The 2015 murder of Ozgecan Aslan, a 19-year old university student killed by three men during an attempted rape on a bus in Mersin, was one of the biggest catalysts for a new wave of protest for women’s rights.
Initiatives like the We Will Stop Femicide platform and the Women’s Councils helped to promote the need for a wider discussion about women’s rights in Turkey.
Ceyda Ululayka is the creator of the Femicide Map, an interactive map which documents the killing of women across the country.
She told MEE that she created the map in order to highlight how widespread the problem is and to make sure women’s deaths were not simply written off as one-shot freak occurrences.
“In Turkey, at least one woman was killed by a man per day. We read about these criminal cases as third-page news and then they just get lost,” she explained.
“We hear about some numbers but we do not think much about how, where, when, by whom or on which pretext? Were they subjected to violence before the murder? Did they apply for protection? So my idea was to gather all femicide cases and create a database that shows all these details.”
A snapshot of the Turkish Femicide Map (screengrab)
She said that the data for the map was based on information gleaned from open source news reports, after her attempts to press the government for figures hit a brick wall.
Right to Information requests made to the Ministry of Justice, gendarmerie, police stations, and Ministry of Interior yielded no results.
Despite this, she said that the solution to violence against women in Turkey was “hiding in the data”.
“In order to create preventative policies, we need to examine femicide cases in a detailed way. So here in this map, we see that at least 403 women were killed during break-up or divorce processes.
“The map also indicates that at least 246 women had reported threats to the authorities, while 369 murders were preceded by violence or threats,” she said.
“These numbers basically say that we need much more protection mechanisms for women.

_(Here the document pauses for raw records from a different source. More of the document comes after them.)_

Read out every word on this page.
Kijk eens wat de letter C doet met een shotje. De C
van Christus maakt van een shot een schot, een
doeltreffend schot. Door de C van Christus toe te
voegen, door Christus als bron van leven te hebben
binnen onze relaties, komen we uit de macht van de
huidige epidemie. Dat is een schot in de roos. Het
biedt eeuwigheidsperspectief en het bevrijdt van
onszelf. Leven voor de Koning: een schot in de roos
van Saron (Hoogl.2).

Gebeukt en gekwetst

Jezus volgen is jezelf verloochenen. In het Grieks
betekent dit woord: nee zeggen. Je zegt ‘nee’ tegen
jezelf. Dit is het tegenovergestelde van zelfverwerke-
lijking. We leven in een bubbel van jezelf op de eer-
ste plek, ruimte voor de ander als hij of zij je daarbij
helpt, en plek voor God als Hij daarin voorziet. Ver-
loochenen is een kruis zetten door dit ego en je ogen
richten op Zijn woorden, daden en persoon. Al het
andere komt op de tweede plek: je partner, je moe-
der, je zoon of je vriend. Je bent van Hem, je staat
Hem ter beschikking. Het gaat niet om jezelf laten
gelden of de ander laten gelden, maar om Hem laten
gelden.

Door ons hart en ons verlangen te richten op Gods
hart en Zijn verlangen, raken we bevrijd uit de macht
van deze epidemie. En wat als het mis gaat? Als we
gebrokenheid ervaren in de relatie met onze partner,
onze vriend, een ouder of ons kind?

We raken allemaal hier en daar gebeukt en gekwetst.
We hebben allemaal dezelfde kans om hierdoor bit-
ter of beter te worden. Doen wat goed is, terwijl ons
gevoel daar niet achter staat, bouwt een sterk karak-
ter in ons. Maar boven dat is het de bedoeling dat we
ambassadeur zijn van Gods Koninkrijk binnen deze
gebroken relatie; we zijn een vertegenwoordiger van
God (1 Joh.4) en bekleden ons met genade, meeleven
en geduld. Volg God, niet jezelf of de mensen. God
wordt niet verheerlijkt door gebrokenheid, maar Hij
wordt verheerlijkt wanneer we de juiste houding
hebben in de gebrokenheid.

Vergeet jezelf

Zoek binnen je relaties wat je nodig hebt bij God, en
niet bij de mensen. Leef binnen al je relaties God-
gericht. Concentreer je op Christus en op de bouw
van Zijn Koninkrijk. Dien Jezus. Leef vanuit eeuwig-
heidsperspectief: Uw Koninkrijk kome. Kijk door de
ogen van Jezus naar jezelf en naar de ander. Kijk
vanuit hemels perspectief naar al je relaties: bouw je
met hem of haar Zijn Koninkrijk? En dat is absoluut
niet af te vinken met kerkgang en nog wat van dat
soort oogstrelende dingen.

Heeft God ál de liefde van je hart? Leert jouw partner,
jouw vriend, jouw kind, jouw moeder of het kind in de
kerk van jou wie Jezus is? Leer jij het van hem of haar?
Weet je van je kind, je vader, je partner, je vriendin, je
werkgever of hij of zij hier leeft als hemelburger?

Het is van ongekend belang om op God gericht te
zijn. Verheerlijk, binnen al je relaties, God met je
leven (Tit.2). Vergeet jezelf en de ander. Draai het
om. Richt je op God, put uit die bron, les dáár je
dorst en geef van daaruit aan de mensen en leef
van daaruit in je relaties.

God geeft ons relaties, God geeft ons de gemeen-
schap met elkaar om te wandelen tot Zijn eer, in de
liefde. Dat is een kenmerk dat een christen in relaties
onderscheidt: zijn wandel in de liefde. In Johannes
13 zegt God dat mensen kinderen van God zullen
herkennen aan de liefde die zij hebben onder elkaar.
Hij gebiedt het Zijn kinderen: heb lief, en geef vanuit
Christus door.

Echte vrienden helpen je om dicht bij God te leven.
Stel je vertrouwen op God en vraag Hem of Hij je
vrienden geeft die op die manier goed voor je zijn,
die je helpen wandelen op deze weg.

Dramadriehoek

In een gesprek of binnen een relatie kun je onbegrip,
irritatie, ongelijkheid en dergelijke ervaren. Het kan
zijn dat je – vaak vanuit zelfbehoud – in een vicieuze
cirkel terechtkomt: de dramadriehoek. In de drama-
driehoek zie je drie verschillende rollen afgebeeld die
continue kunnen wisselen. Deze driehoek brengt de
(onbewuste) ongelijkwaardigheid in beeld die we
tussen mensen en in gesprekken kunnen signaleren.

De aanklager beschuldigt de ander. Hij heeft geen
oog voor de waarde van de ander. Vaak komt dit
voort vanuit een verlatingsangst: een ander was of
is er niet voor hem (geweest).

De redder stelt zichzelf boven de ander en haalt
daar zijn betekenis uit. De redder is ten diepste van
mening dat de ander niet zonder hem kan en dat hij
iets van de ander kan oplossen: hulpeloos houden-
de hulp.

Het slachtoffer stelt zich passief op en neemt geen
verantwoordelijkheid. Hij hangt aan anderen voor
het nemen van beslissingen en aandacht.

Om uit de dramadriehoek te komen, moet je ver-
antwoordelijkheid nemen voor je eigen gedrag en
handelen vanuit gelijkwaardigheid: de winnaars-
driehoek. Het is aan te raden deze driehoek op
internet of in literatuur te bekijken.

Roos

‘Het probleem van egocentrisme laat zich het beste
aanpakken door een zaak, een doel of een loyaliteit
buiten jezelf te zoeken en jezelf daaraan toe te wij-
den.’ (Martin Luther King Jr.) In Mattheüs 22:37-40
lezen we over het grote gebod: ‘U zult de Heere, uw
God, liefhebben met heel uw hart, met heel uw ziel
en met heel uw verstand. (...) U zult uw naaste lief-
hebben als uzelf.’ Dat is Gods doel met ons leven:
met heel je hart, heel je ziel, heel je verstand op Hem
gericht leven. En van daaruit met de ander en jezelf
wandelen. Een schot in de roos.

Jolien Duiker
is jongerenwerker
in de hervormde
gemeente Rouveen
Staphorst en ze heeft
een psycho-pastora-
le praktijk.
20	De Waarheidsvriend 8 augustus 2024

All we need is to accept that femicide is preventable.”
MEE contacted the Justice Ministry to ask what was being done to encourage more investigations into suspicious deaths, but no response was forthcoming at the time of publication.
‘No woman will march alone’
International Women’s Day on 8 March saw massive women-only marches across the country – despite bans imposed by the government.
Among the wide coalition of organisations and causes on displays, the images of Sule Cet, Rabia Naz, Aysun Yildirim, Esin Gunes, Ozgecan Aslan and other victims and suspected victims of male violence were ubiquitous.
The struggle they face to be heard in a high patriarchal society is still hard, though, and the government is less than sympathetic.
Following the march in Istanbul, Turkish President Recep Tayyip Erdogan – a man who has previously stated his belief that “women are not equal to men” – slammed the demonstrators for disrespecting the Islamic call to prayer.
Women march on International Women’s Day in Istanbul (MEE/Nimet Kirac)
Despite the fact that Turkey was one of the first countries to sign the Istanbul Convention in 2011 – which aims at preventing violence against women across Europe – the country was ranked 137 out of 149 countries in the World Economic Forum’s 2018 gender gap index.
A new social attitudes survey of Turkish youth released by the Konda agency suggested that views on the roles of women in work and in the family have become less conservative in the past 10 years – but the views of the state and media still stifle the environment for change, according to activists.
“When an official declares that women and men aren’t equal, the offender at court, the husband at home, the male boss at work or the male partner will think they can do anything they want to a woman and that they have the right to do so. Sadly, patriarchy causing femicides has been fed in Turkey,” said Ataselim.
“However, there’s a strong women’s rights movement that marches against patriarchy. As long as we exist, no woman will march alone against femicide and violence.”